Essen. Geologische Veränderungen unter der Erdoberfläche sorgen für einen riesigen Riss unter der Türkei, der von Forschern untersucht wird.

Die Grenzregion zwischen der Arabischen und der Eurasischen Erdplatte ist von großem geowissenschaftlichem Interesse. Die unsichtbare tektonische Naht, die beide Platten miteinander verbindet, stellt eine konvergente Plattengrenze dar, deren komplexe Wechselwirkungen zur Entstehung bedeutender Gebirgszüge wie des Zagros- und Makran-Gebirges im Iran sowie des Taurusgebirges in der Südtürkei geführt haben. Derzeit untersucht ein Forschungsteam die zugrundeliegenden geodynamischen Prozesse, die zur Entstehung und kontinuierlichen Ausdehnung eines tektonischen Risses unter der Türkei beitragen.

Forscher entdecken Riss in der Erde: Steigt Erdbeben-Gefahr rund um die Türkei?

Die heutige Anordnung der Kontinente lässt kaum erahnen, dass die Arabische und die Eurasische Erdplatte vor Millionen von Jahren durch einen Ozean getrennt waren. Die nordwärts gerichtete Bewegung der Afrikanischen Platte führte dazu, dass sich der ozeanische Teil der Arabischen Platte unter die Eurasische Platte subduzierte und dabei sukzessiv in den Erdmantel absank.

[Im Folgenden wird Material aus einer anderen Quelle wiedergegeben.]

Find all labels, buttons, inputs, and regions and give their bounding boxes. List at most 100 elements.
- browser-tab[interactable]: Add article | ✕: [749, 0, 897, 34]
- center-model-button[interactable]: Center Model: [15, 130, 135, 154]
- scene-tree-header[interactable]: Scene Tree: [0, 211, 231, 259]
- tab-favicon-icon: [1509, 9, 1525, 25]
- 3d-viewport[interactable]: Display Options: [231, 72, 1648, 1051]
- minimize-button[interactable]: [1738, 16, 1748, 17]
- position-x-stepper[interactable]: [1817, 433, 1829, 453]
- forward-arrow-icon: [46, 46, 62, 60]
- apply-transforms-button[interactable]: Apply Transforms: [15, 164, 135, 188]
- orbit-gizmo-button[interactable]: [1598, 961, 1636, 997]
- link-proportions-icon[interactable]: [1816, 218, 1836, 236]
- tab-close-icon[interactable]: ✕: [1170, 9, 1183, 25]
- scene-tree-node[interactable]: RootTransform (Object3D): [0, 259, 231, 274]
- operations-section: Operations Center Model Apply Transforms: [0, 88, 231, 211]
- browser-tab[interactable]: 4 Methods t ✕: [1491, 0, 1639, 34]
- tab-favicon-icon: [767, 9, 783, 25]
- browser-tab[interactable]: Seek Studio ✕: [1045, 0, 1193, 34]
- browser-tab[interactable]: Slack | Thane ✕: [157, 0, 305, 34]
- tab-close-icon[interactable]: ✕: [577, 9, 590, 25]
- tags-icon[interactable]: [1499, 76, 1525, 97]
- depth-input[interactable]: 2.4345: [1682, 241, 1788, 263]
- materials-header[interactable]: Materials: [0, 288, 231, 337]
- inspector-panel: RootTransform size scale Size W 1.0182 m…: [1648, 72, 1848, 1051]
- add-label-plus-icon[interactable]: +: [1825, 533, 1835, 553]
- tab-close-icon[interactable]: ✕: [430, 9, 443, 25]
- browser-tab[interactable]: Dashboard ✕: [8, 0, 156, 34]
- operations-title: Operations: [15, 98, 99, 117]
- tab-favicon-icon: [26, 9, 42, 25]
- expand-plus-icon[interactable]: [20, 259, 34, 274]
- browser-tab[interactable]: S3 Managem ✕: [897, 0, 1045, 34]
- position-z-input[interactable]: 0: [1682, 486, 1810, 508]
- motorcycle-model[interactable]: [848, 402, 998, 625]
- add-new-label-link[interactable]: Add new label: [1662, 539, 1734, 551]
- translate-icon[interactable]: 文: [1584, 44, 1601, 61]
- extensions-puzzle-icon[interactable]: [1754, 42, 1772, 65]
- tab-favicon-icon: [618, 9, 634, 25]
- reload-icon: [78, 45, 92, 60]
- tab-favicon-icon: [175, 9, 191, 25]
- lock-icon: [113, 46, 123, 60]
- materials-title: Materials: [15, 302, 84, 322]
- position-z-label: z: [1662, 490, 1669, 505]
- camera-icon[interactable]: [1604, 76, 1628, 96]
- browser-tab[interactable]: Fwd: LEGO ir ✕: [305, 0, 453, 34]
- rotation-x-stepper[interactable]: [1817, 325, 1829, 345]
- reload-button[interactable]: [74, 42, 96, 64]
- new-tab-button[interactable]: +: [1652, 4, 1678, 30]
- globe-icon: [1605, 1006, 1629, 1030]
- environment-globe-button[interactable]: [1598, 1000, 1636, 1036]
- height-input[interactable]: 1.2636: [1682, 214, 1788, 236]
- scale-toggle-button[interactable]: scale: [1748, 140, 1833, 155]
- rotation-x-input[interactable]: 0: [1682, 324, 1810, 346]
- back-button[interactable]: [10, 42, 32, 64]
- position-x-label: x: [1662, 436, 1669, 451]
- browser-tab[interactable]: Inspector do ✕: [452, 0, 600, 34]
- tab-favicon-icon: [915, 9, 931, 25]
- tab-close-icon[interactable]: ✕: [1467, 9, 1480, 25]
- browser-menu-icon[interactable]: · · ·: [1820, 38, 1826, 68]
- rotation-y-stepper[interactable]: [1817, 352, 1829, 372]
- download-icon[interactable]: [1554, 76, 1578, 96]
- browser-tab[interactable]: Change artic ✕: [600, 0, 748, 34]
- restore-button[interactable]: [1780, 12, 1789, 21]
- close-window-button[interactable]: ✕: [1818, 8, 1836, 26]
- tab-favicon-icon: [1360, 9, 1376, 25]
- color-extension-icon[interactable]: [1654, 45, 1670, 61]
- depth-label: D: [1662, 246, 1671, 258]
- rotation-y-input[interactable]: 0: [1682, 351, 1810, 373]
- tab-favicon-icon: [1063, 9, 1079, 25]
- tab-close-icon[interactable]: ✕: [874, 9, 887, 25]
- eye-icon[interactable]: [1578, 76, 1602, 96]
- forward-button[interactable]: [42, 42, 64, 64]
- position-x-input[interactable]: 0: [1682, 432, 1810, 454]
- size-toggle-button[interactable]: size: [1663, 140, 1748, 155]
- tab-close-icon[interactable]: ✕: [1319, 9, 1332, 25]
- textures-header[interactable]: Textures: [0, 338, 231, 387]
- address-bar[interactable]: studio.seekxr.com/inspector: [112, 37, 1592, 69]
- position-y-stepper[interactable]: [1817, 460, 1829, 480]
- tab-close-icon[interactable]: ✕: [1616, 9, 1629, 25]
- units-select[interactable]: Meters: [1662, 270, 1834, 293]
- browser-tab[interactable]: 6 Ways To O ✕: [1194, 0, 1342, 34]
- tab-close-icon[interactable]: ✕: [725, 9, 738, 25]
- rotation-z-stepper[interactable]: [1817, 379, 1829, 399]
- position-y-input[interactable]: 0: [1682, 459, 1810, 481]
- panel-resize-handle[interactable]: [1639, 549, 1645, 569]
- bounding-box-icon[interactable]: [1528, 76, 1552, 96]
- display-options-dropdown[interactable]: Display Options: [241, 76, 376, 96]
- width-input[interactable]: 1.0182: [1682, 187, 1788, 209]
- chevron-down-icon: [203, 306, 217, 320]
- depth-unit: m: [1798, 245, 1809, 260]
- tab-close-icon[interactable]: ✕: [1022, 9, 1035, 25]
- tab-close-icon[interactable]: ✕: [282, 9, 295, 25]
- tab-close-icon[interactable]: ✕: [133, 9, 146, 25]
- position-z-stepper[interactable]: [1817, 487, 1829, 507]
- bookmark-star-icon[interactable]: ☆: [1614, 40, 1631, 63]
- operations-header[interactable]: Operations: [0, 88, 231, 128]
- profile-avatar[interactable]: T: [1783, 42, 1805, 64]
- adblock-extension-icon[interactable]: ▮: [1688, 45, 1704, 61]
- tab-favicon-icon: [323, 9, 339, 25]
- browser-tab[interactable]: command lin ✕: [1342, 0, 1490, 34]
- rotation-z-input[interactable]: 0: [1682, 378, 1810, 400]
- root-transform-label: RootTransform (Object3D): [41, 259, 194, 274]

Dieser Prozess der Subduktion wurde jedoch vor etwa 25 Millionen Jahren unterbrochen, als der kontinentale Teil der Arabischen Platte die Subduktionszone erreichte. Aufgrund der geringeren Dichte und höheren Duktilität der kontinentalen Kruste konnte diese nicht weiter absinken. Stattdessen führte die Kollision der beiden Platten zur Herausbildung einer neuen Gebirgskette, die sich vom Osten der Türkei bis zum Persischen Golf erstreckt.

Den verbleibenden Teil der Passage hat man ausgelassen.